Hundreds of anti-war protesters took to the streets in 2005.
The Stop the War Coalition timed its protest to coincide with Gordon Brown's Commons statement on Iraq.
Students, campaigners and trade unions joined the rally in Trafalgar Square, before marching down to Parliament.
The group was told it could not march down Whitehall because of a law passed in 1839 which protects the right of MPs and peers to get to Westminster.
But a last-minute decision to let the march go ahead was hailed by organisers, who said they had struck a "significant blow" for democracy.
Lindsey German, convener of the Stop the War Coalition, said they had repeatedly been told they could not go ahead with the march - but said the authorities had underestimated their determination.
The protest coincided with Prime Minister Gordon Brown's statement to MPs, in which he said the plan was to reduce troop numbers to 2,500 by next spring - depending on conditions on the ground.
Ms German said her message to the government was: "You will never draw a line under this war until you bring all our troops home."
Labour left-wing MP John McDonnell said the attempt to "ban" the protest had been "an unacceptable assault on our civil liberties".
Respect MP George Galloway, currently suspended from the House of Commons after a row about his Mariam Appeal charity and his comments about standards watchdogs, said organisers had won a "significant victory".
Speaking at the start of the protest in Trafalgar Square, he said that Mr Brown saw Iraq as a "photo opportunity" but that it had been a "graveyard for a million Iraqis".
Other speakers included comedian Mark Thomas and Ben Griffin, a former SAS trooper.
Owen George, 21, who was at the protest in Parliament Square, said the demonstration was "amazing".

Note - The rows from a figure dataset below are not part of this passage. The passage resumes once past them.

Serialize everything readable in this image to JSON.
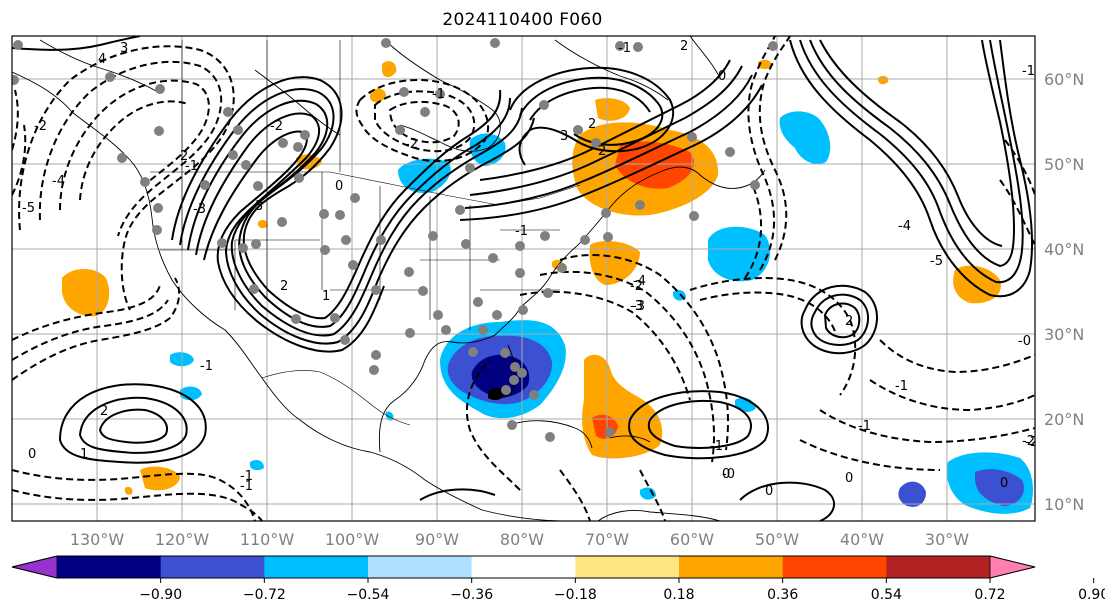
{
  "title": "2024110400 F060",
  "map": {
    "lon_range": [
      -140,
      -20
    ],
    "lat_range": [
      8,
      65
    ],
    "lat_labels": [
      "10°N",
      "20°N",
      "30°N",
      "40°N",
      "50°N",
      "60°N"
    ],
    "lon_labels": [
      "130°W",
      "120°W",
      "110°W",
      "100°W",
      "90°W",
      "80°W",
      "70°W",
      "60°W",
      "50°W",
      "40°W",
      "30°W"
    ],
    "contour_labels": [
      "4",
      "3",
      "2",
      "3",
      "-2",
      "2",
      "0",
      "-2",
      "-1",
      "2",
      "2",
      "-1",
      "2",
      "0",
      "1",
      "-1",
      "-3",
      "-4",
      "-5",
      "-2",
      "-1",
      "0",
      "-2",
      "-1",
      "0",
      "-1",
      "0",
      "-1",
      "2",
      "-3",
      "-4",
      "-5",
      "-1",
      "-2",
      "3",
      "-4",
      "-3",
      "1",
      "2",
      "-1",
      "0",
      "-2",
      "-1",
      "0",
      "-1",
      "-0",
      "-0"
    ],
    "colors": {
      "neg_090": "#9932cc",
      "neg_072": "#000080",
      "neg_054": "#3c50d2",
      "neg_036": "#00bfff",
      "neg_018": "#b0e0ff",
      "pos_018": "#ffe680",
      "pos_036": "#ffa500",
      "pos_054": "#ff4500",
      "pos_072": "#b22222",
      "pos_090": "#ff80b0",
      "station_dot": "#808080"
    }
  },
  "colorbar": {
    "ticks": [
      "−0.90",
      "−0.72",
      "−0.54",
      "−0.36",
      "−0.18",
      "0.18",
      "0.36",
      "0.54",
      "0.72",
      "0.90"
    ],
    "bins": [
      {
        "name": "below-neg-090",
        "color": "#9932cc"
      },
      {
        "name": "neg-090-to-neg-072",
        "color": "#000080"
      },
      {
        "name": "neg-072-to-neg-054",
        "color": "#3c50d2"
      },
      {
        "name": "neg-054-to-neg-036",
        "color": "#00bfff"
      },
      {
        "name": "neg-036-to-neg-018",
        "color": "#b0e0ff"
      },
      {
        "name": "neg-018-to-pos-018",
        "color": "#ffffff"
      },
      {
        "name": "pos-018-to-pos-036",
        "color": "#ffe680"
      },
      {
        "name": "pos-036-to-pos-054",
        "color": "#ffa500"
      },
      {
        "name": "pos-054-to-pos-072",
        "color": "#ff4500"
      },
      {
        "name": "pos-072-to-pos-090",
        "color": "#b22222"
      },
      {
        "name": "above-pos-090",
        "color": "#ff80b0"
      }
    ]
  }
}
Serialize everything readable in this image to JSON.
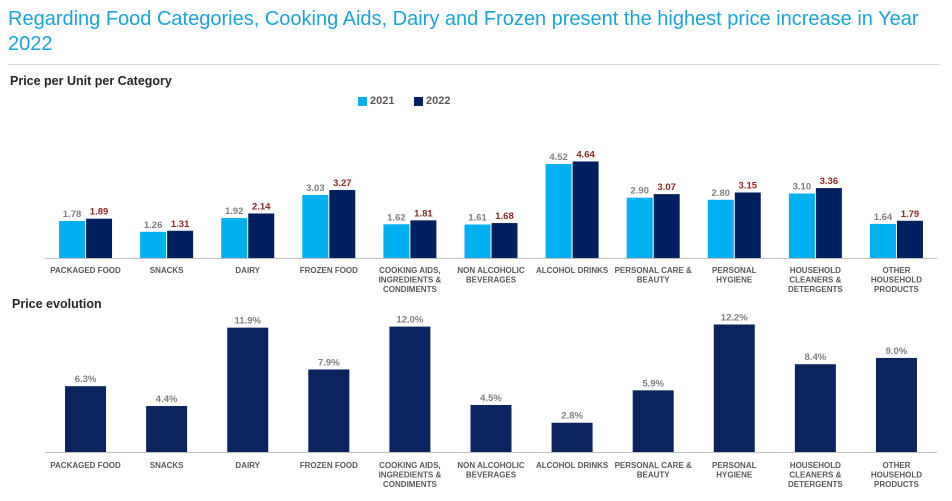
{
  "header": {
    "title": "Regarding Food Categories, Cooking Aids, Dairy and Frozen present the highest price increase in Year 2022"
  },
  "colors": {
    "title": "#1aa3d9",
    "series_2021": "#00b0f0",
    "series_2022": "#002060",
    "label_2021": "#7f7f7f",
    "label_2022": "#8b2a22",
    "evolution_bar": "#0b2460",
    "axis": "#bfbfbf",
    "category_text": "#595959"
  },
  "chart_data": [
    {
      "type": "bar",
      "title": "Price per Unit per Category",
      "categories": [
        [
          "PACKAGED FOOD"
        ],
        [
          "SNACKS"
        ],
        [
          "DAIRY"
        ],
        [
          "FROZEN FOOD"
        ],
        [
          "COOKING AIDS,",
          "INGREDIENTS &",
          "CONDIMENTS"
        ],
        [
          "NON ALCOHOLIC",
          "BEVERAGES"
        ],
        [
          "ALCOHOL DRINKS"
        ],
        [
          "PERSONAL CARE &",
          "BEAUTY"
        ],
        [
          "PERSONAL",
          "HYGIENE"
        ],
        [
          "HOUSEHOLD",
          "CLEANERS &",
          "DETERGENTS"
        ],
        [
          "OTHER",
          "HOUSEHOLD",
          "PRODUCTS"
        ]
      ],
      "series": [
        {
          "name": "2021",
          "values": [
            1.78,
            1.26,
            1.92,
            3.03,
            1.62,
            1.61,
            4.52,
            2.9,
            2.8,
            3.1,
            1.64
          ],
          "labels": [
            "1.78",
            "1.26",
            "1.92",
            "3.03",
            "1.62",
            "1.61",
            "4.52",
            "2.90",
            "2.80",
            "3.10",
            "1.64"
          ]
        },
        {
          "name": "2022",
          "values": [
            1.89,
            1.31,
            2.14,
            3.27,
            1.81,
            1.68,
            4.64,
            3.07,
            3.15,
            3.36,
            1.79
          ],
          "labels": [
            "1.89",
            "1.31",
            "2.14",
            "3.27",
            "1.81",
            "1.68",
            "4.64",
            "3.07",
            "3.15",
            "3.36",
            "1.79"
          ]
        }
      ],
      "legend": "top-center",
      "ylim": [
        0,
        5
      ],
      "grid": false
    },
    {
      "type": "bar",
      "title": "Price evolution",
      "categories": [
        [
          "PACKAGED FOOD"
        ],
        [
          "SNACKS"
        ],
        [
          "DAIRY"
        ],
        [
          "FROZEN FOOD"
        ],
        [
          "COOKING AIDS,",
          "INGREDIENTS &",
          "CONDIMENTS"
        ],
        [
          "NON ALCOHOLIC",
          "BEVERAGES"
        ],
        [
          "ALCOHOL DRINKS"
        ],
        [
          "PERSONAL CARE &",
          "BEAUTY"
        ],
        [
          "PERSONAL",
          "HYGIENE"
        ],
        [
          "HOUSEHOLD",
          "CLEANERS &",
          "DETERGENTS"
        ],
        [
          "OTHER",
          "HOUSEHOLD",
          "PRODUCTS"
        ]
      ],
      "values": [
        6.3,
        4.4,
        11.9,
        7.9,
        12.0,
        4.5,
        2.8,
        5.9,
        12.2,
        8.4,
        9.0
      ],
      "labels": [
        "6.3%",
        "4.4%",
        "11.9%",
        "7.9%",
        "12.0%",
        "4.5%",
        "2.8%",
        "5.9%",
        "12.2%",
        "8.4%",
        "9.0%"
      ],
      "ylim": [
        0,
        12.5
      ],
      "grid": false
    }
  ]
}
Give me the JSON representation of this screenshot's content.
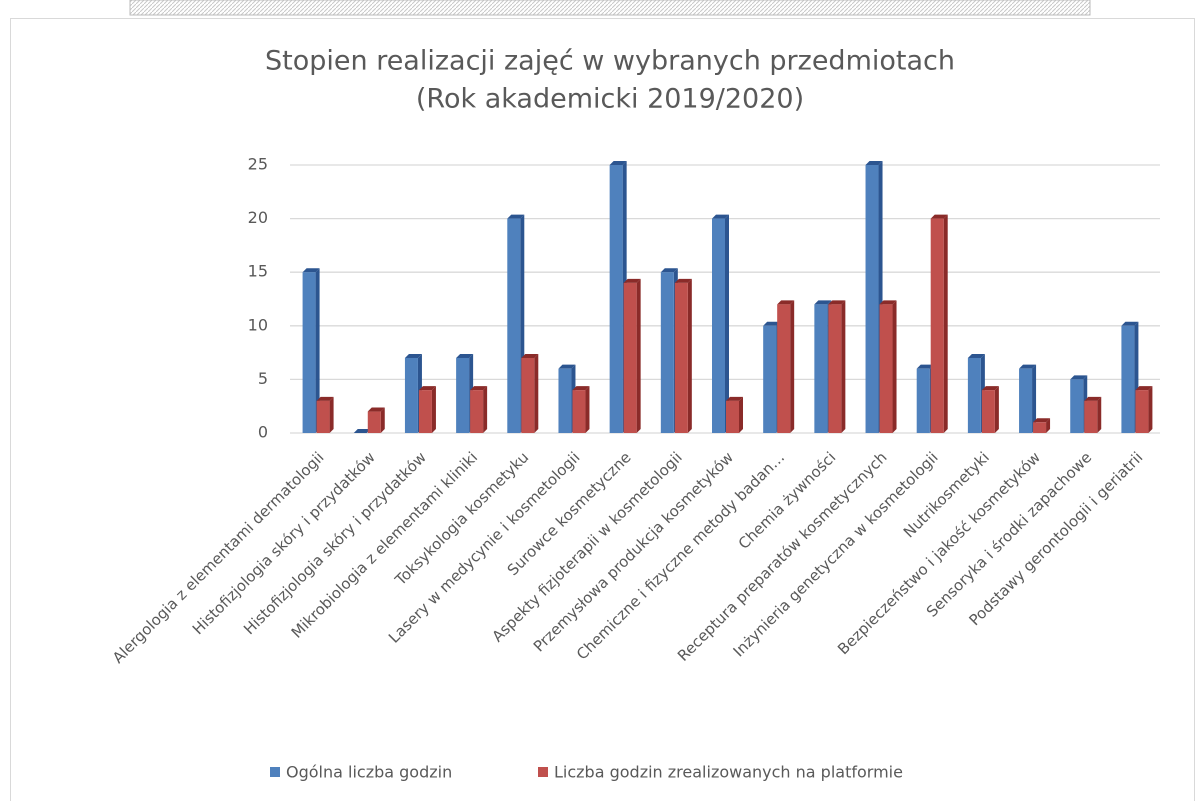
{
  "chart_data": {
    "type": "bar3d",
    "title": [
      "Stopien realizacji zajęć w wybranych przedmiotach",
      "(Rok akademicki 2019/2020)"
    ],
    "categories": [
      "Alergologia z elementami dermatologii",
      "Histofizjologia skóry i przydatków",
      "Histofizjologia skóry i przydatków",
      "Mikrobiologia z elementami kliniki",
      "Toksykologia kosmetyku",
      "Lasery w medycynie i kosmetologii",
      "Surowce kosmetyczne",
      "Aspekty fizjoterapii w kosmetologii",
      "Przemysłowa produkcja kosmetyków",
      "Chemiczne i fizyczne metody badan…",
      "Chemia żywności",
      "Receptura preparatów kosmetycznych",
      "Inżynieria genetyczna w kosmetologii",
      "Nutrikosmetyki",
      "Bezpieczeństwo i jakość kosmetyków",
      "Sensoryka i środki zapachowe",
      "Podstawy gerontologii i geriatrii"
    ],
    "series": [
      {
        "name": "Ogólna liczba godzin",
        "color": "#4f81bd",
        "side": "#2c5590",
        "values": [
          15,
          0,
          7,
          7,
          20,
          6,
          25,
          15,
          20,
          10,
          12,
          25,
          6,
          7,
          6,
          5,
          10
        ]
      },
      {
        "name": "Liczba godzin zrealizowanych na platformie",
        "color": "#c0504d",
        "side": "#8a2b29",
        "values": [
          3,
          2,
          4,
          4,
          7,
          4,
          14,
          14,
          3,
          12,
          12,
          12,
          20,
          4,
          1,
          3,
          4
        ]
      }
    ],
    "ylim": [
      0,
      25
    ],
    "yticks": [
      0,
      5,
      10,
      15,
      20,
      25
    ],
    "grid": true,
    "legend": "bottom"
  }
}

He said: "They managed to get into the square, which is very good. It's amazing how much freedom people do have in this country."
CND chairwoman Kate Hudson accused Mr Brown of trying to ban the protest - despite promising to extend liberties around the world at the Labour Party conference.
However, a Home Office spokeswoman said the march had not been "banned" and talks had been held to find a way of re-routing protesters.
The Metropolitan Police said it had worked with the coalition to "facilitate" a lawful protest.
A Scotland Yard spokesman said: "Our aim is to balance the right of the Stop the War Coalition to freedom of protest whilst maintaining the right of MPs and peers to conduct the business of either House whilst they are sitting."